Pertence para sempre ao povo de Deus. Este
reino não passará a outro povo: esmiuçará e consumirá todos os outros reinos,
mas ele mesmo subsistirá para sempre (Dn 2:44). É um reino eterno (Lc 1:33)
e inabalável (Hb 12:28). Nabucodonosor percebeu que o poder da Babilónia
passaria para a Pérsia (2 Cr 36:23; Es 1:2), como também o da Pérsia chegaria
ao seu fim, derrotado por Alexandre o Grande. Mas o reino de Deus funciona de
acordo com outras leis. O reino de Deus não é deste mundo, como afirmou Jesus a
Pilatos (Jo 18:36). Não é um reino político à maneira dos homens, mas é um
reino que se sobrepõe aos reinos políticos e, no fim, haverá de acabar com
todos.
O
reino de Deus encherá toda a terra; é universal. Os quatro grandes impérios
representados na estátua são figuras do reino de Deus. Quando os reis de Judá
foram achados indignos de se assentar no trono do Senhor (1 Cr 29:23), Deus
entregou o domínio a reis gentios, não só o domínio sobre Israel, mas sobre
todas as nações ao redor. Os quatro grandes impérios, Babilónia, Pérsia, Grécia
e Roma dominavam sobre territórios extensíssimos, do Mediterrâneo até ao
Extremo Oriente, onde habitavam numerosos povos diferentes.
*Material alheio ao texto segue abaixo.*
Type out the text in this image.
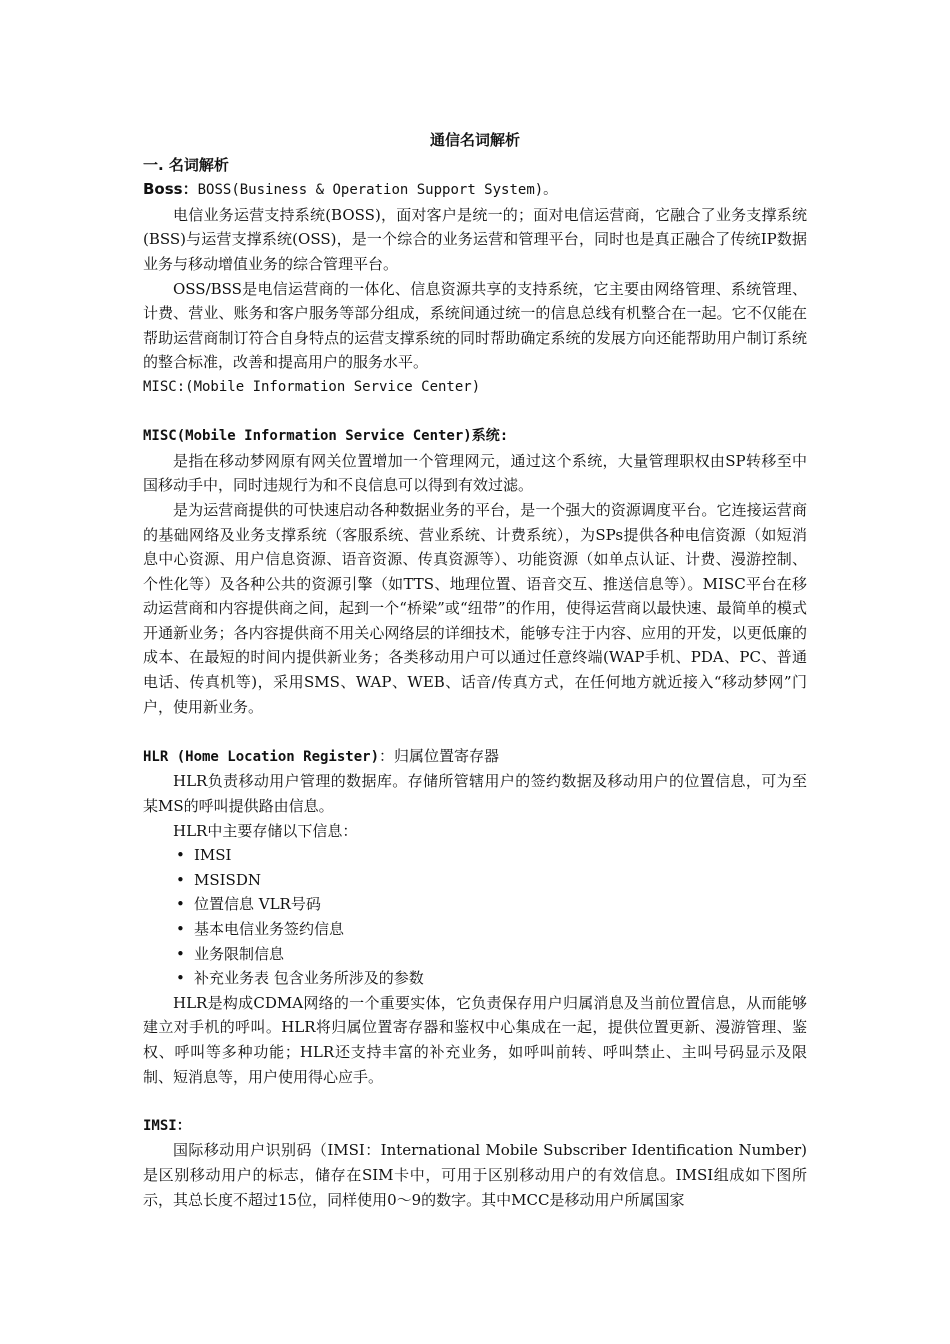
通信名词解析

一. 名词解析

Boss：BOSS(Business & Operation Support System)。

电信业务运营支持系统(BOSS)，面对客户是统一的；面对电信运营商，它融合了业务支撑系统(BSS)与运营支撑系统(OSS)，是一个综合的业务运营和管理平台，同时也是真正融合了传统IP数据业务与移动增值业务的综合管理平台。

OSS/BSS是电信运营商的一体化、信息资源共享的支持系统，它主要由网络管理、系统管理、计费、营业、账务和客户服务等部分组成，系统间通过统一的信息总线有机整合在一起。它不仅能在帮助运营商制订符合自身特点的运营支撑系统的同时帮助确定系统的发展方向还能帮助用户制订系统的整合标准，改善和提高用户的服务水平。

MISC:(Mobile Information Service Center)

MISC(Mobile Information Service Center)系统:

是指在移动梦网原有网关位置增加一个管理网元，通过这个系统，大量管理职权由SP转移至中国移动手中，同时违规行为和不良信息可以得到有效过滤。

是为运营商提供的可快速启动各种数据业务的平台，是一个强大的资源调度平台。它连接运营商的基础网络及业务支撑系统（客服系统、营业系统、计费系统），为SPs提供各种电信资源（如短消息中心资源、用户信息资源、语音资源、传真资源等）、功能资源（如单点认证、计费、漫游控制、个性化等）及各种公共的资源引擎（如TTS、地理位置、语音交互、推送信息等）。MISC平台在移动运营商和内容提供商之间，起到一个“桥梁”或“纽带”的作用，使得运营商以最快速、最简单的模式开通新业务；各内容提供商不用关心网络层的详细技术，能够专注于内容、应用的开发，以更低廉的成本、在最短的时间内提供新业务；各类移动用户可以通过任意终端(WAP手机、PDA、PC、普通电话、传真机等)，采用SMS、WAP、WEB、话音/传真方式，在任何地方就近接入“移动梦网”门户，使用新业务。

HLR (Home Location Register)：归属位置寄存器

HLR负责移动用户管理的数据库。存储所管辖用户的签约数据及移动用户的位置信息，可为至某MS的呼叫提供路由信息。

HLR中主要存储以下信息：

• IMSI
• MSISDN
• 位置信息 VLR号码
• 基本电信业务签约信息
• 业务限制信息
• 补充业务表 包含业务所涉及的参数

HLR是构成CDMA网络的一个重要实体，它负责保存用户归属消息及当前位置信息，从而能够建立对手机的呼叫。HLR将归属位置寄存器和鉴权中心集成在一起，提供位置更新、漫游管理、鉴权、呼叫等多种功能；HLR还支持丰富的补充业务，如呼叫前转、呼叫禁止、主叫号码显示及限制、短消息等，用户使用得心应手。

IMSI：

国际移动用户识别码（IMSI：International Mobile Subscriber Identification Number)是区别移动用户的标志，储存在SIM卡中，可用于区别移动用户的有效信息。IMSI组成如下图所示，其总长度不超过15位，同样使用0～9的数字。其中MCC是移动用户所属国家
O domínio que
tinham era muito maior do que o mundo conhecera até então. Estes reis e
impérios antecipavam e prefiguravam o reino universal de Jesus, que abrange
toda a terra.
O
desenvolvimento do reino de Deus é progressivo. Começa pequeno e cresce, e
acabará por encher toda a terra. A ideia de um reino cujo domínio aumenta e se
fortalece já estava presente em Isaías: Um
menino nos nasceu, um filho se nos deu; o governo está sobre os seus ombros …
para que se aumente o seu governo e venha paz sem fim sobre o trono de David,
para o estabelecer e o firmar mediante o juízo e a justiça, desde agora e para
sempre (Is 9:6-7). A terra se encherá
do conhecimento do Senhor como as águas cobrem o mar (Is 11:9). No Novo
Testamento, Jesus retoma este ensino nas suas parábolas, quando compara o reino
dos céus a um grão de mostarda, que é a mais pequenina de todas as sementes,
mas que se faz árvore, de modo que as aves do céu vêm aninhar-se nos seus ramos
(Mt 13:31-32). Também quando Jesus usa a imagem da uma seara para explicar o
funcionamento do reino de Deus, ele fala em crescimento e maturação (Mt
9:37-38; 13:24-30). O reino de Deus, cuja ação é comparada com a do fermento
introduzido na massa que é o mundo, é um agente transformador que faz crescer
até tudo atingir a sua plenitude. Esta promessa é para nós.
Como o
é a promessa contida em Isaías 11:9, que a terra
se encherá do conhecimento do Senhor como as águas cobrem o mar.
[1] Foi editado em 2007,
pelas Edições Sílabo, a primeira tradução completa em Português de A guerra dos Judeus.